I can't answer for all, but this time I enjoyed diving even more then during previous occasion. Thanks to a great help of Ray Haberman, who’s probably by now can be called a native of the island, I was able to rediscover unlimited possibilities of new underwater findings. Ray taught me how to look for and showed to me creatures size of the grain of sand. And with Andrew’s detailed instructions on underwater camera technique - proper strobes alignment, favorable composition, speed and aperture, good lightning of the subject, careful approach etc., I had unlimited potentials to photograph incredible world of the fantastic organisms.
Two awesome dive-masters – Cally and DJ, both with over two decades of experience in finding small, hard to detect animals.

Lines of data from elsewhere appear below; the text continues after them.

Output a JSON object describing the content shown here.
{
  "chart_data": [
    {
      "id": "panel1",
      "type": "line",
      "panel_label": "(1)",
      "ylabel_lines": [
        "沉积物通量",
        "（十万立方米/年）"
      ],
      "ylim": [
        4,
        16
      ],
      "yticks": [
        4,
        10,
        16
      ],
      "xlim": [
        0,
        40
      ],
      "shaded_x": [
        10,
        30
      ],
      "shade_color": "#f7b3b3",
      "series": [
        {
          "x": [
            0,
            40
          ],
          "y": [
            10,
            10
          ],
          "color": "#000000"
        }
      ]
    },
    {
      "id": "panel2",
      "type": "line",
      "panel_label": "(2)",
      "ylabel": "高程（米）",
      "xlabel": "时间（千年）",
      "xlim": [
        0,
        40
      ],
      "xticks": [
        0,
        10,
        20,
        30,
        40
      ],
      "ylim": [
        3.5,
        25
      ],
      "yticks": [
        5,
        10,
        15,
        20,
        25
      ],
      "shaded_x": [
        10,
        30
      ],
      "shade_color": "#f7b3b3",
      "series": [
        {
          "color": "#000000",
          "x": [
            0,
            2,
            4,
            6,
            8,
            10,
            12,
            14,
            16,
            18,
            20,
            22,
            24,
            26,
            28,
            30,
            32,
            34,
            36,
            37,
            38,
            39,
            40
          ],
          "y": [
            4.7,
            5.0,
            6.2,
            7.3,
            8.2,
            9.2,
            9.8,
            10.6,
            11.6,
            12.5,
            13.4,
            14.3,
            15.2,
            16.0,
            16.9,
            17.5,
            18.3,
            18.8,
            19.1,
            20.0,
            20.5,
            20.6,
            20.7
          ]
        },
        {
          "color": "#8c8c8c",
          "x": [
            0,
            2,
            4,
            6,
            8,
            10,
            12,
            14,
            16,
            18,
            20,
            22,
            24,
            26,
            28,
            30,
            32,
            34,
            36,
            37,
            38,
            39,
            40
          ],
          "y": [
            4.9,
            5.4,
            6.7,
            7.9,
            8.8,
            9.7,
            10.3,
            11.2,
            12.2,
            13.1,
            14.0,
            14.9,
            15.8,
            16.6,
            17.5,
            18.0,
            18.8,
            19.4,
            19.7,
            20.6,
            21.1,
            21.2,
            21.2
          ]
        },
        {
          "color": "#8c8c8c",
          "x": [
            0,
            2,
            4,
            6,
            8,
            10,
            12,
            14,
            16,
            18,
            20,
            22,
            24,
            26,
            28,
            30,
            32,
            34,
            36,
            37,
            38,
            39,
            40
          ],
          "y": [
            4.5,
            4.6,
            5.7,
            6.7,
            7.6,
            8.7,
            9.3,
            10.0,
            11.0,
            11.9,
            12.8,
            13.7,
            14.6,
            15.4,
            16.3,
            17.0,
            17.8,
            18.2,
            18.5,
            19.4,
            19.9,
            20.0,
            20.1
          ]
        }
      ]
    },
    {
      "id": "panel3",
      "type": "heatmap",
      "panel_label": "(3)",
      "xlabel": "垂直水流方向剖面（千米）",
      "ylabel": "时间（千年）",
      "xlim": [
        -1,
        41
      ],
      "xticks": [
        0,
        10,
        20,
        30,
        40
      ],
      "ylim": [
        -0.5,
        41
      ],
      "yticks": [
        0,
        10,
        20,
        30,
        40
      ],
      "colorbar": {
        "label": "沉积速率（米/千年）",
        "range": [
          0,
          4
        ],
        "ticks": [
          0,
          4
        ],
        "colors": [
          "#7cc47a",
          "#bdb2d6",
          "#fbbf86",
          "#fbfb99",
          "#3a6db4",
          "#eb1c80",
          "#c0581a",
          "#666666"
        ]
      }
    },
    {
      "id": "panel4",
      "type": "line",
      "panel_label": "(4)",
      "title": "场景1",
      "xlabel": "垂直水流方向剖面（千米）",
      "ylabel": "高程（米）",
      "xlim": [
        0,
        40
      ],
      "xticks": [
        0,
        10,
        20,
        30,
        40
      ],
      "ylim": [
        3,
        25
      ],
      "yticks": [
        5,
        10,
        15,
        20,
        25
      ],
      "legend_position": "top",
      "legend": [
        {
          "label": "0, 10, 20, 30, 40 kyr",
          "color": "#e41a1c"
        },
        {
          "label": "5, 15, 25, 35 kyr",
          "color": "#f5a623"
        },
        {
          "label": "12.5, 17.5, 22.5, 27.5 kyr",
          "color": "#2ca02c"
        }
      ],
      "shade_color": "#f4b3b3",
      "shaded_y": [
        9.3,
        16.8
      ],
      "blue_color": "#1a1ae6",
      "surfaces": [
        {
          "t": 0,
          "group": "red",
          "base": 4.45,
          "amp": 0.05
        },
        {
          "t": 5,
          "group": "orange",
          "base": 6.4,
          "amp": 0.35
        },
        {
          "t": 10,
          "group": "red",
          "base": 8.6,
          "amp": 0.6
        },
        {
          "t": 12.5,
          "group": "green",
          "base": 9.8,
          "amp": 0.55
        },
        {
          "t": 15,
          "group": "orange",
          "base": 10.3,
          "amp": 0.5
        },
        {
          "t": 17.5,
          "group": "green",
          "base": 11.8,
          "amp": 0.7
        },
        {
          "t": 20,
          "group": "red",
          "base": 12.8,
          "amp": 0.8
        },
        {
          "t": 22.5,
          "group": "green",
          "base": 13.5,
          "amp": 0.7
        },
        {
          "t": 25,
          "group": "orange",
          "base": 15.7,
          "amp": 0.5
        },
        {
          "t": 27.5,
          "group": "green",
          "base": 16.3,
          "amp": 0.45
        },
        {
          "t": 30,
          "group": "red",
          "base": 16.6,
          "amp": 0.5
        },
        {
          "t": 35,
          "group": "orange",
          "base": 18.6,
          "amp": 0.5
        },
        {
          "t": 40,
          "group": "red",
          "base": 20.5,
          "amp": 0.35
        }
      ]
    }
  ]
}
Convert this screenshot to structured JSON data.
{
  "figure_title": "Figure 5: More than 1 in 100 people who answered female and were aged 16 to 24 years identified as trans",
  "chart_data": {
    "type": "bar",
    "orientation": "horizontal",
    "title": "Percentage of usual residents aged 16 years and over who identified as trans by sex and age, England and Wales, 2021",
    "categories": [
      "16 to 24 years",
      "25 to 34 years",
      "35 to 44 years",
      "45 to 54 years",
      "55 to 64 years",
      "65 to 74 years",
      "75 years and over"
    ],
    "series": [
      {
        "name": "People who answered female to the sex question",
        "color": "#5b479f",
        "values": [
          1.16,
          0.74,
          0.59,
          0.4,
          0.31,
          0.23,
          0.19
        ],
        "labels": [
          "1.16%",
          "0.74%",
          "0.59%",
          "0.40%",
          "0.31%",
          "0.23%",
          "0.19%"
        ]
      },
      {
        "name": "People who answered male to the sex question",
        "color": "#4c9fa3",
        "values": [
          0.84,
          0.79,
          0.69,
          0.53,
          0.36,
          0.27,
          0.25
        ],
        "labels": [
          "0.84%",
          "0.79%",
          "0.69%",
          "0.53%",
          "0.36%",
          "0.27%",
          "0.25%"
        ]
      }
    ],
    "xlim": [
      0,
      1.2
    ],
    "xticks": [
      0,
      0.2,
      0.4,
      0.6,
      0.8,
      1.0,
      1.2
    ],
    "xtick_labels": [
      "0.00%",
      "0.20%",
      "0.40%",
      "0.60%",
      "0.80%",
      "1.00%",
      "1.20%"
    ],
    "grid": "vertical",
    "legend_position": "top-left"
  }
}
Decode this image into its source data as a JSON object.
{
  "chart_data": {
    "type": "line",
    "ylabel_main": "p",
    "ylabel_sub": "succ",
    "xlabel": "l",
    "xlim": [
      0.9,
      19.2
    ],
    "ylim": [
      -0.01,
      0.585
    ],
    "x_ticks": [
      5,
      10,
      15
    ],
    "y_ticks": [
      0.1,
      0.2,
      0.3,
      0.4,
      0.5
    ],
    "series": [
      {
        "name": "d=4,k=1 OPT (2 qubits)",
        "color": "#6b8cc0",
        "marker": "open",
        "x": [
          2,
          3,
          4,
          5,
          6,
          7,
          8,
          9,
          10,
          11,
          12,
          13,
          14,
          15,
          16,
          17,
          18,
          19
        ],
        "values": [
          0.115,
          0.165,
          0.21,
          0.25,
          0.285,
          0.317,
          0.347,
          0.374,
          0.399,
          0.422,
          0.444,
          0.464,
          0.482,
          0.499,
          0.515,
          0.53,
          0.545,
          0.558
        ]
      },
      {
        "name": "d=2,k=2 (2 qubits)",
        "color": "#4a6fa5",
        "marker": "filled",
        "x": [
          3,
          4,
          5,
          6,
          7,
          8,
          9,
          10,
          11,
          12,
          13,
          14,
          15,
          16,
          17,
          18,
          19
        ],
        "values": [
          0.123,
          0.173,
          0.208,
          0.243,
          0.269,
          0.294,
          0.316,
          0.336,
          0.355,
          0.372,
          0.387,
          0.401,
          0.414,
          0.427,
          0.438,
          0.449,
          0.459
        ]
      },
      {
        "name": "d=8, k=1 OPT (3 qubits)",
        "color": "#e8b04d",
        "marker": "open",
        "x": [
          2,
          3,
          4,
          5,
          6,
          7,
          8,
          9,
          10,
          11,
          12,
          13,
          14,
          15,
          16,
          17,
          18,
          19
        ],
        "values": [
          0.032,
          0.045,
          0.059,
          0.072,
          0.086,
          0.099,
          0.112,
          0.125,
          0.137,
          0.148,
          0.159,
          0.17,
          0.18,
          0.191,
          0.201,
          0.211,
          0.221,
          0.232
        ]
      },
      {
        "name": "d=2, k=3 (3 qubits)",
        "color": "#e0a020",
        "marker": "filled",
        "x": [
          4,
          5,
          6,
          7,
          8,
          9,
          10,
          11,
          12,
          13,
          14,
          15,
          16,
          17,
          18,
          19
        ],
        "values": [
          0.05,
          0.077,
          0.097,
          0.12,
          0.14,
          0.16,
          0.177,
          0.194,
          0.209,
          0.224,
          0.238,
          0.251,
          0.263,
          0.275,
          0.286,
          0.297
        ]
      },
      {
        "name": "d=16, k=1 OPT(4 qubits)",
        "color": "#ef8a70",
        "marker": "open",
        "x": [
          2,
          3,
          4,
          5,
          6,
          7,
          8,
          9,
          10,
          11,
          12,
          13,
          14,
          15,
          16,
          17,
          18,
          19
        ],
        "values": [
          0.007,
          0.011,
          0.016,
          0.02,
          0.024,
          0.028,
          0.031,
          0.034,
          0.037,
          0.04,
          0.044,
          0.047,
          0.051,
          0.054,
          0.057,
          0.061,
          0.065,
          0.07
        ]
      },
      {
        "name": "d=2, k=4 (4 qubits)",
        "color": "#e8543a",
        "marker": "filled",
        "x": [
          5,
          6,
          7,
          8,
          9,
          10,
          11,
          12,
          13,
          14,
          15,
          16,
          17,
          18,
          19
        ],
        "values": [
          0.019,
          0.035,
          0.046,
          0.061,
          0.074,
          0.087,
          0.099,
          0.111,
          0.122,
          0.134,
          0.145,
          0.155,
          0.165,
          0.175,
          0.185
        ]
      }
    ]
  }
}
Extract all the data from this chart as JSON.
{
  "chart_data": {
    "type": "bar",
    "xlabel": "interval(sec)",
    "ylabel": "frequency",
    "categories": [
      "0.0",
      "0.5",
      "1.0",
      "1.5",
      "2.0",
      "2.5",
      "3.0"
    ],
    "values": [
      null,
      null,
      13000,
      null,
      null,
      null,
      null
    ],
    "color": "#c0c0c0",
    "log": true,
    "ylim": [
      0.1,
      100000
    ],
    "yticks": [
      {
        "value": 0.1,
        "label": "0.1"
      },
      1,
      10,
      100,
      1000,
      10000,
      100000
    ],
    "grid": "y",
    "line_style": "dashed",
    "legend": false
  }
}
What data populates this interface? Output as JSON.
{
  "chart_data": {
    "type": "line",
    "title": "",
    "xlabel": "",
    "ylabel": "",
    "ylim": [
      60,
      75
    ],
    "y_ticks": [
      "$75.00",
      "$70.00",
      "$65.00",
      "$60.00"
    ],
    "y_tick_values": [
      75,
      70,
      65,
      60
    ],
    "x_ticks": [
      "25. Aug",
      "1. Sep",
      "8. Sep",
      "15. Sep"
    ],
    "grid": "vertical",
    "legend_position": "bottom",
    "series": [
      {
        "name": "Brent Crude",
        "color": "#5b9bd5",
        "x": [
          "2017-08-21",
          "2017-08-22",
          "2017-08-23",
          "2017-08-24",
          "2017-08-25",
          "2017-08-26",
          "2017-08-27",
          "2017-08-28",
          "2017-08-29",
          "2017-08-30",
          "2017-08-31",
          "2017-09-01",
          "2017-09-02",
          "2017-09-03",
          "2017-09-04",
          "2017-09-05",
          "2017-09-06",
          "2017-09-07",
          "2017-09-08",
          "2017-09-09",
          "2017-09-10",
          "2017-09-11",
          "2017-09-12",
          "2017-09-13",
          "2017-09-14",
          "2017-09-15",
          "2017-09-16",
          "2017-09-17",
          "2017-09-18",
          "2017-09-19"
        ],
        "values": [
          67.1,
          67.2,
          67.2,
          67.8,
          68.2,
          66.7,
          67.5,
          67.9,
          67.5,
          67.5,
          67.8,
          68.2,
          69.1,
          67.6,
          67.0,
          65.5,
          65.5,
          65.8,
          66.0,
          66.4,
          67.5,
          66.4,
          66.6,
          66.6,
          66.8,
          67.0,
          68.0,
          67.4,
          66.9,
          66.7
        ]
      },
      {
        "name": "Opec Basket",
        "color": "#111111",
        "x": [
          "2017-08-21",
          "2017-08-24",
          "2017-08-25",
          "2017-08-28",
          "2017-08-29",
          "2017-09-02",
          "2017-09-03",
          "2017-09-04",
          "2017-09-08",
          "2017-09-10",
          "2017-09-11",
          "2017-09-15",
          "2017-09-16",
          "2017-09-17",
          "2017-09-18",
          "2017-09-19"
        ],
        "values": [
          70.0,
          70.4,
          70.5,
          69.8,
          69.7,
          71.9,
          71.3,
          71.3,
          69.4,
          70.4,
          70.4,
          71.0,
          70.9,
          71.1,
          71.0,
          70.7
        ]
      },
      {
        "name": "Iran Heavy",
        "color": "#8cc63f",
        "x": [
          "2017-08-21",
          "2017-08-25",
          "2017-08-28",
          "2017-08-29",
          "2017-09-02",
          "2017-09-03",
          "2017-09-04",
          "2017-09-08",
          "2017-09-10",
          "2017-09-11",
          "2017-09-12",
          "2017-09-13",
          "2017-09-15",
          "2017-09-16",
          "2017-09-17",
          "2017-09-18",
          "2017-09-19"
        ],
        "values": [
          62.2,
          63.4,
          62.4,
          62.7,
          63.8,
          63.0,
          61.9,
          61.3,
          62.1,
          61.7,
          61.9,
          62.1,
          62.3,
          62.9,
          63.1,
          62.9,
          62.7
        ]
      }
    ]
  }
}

Right after breakfast, we headed to the dock where all our dive-gears were preloaded onto boats and shortly, no more than 10-15 minutes, we were at chosen locations. If one of the boats headed, let’s say, to Orca 2, then other went to Cruise Ship. Then, during surface interval, we'd swap sites.
Thus, at the same time no more than 8 divers were at each particular spot.
Average depth of almost all our dives would hardly reached 30-35 feet. Only ones Ray took me to 100 feet at “New Guinea”, to check if spotted Bull-eyed lobster still lived inside of the entangled pile of sunken nets. But otherwise light, aluminum tanks easily yielded an hour, an hour-and-a-half of bottom time.
Overall I go back to St. Vincent again and again. And so far my only wish that air-travel could've been improved dramatically.
Happy diving and safe resurfacing to all.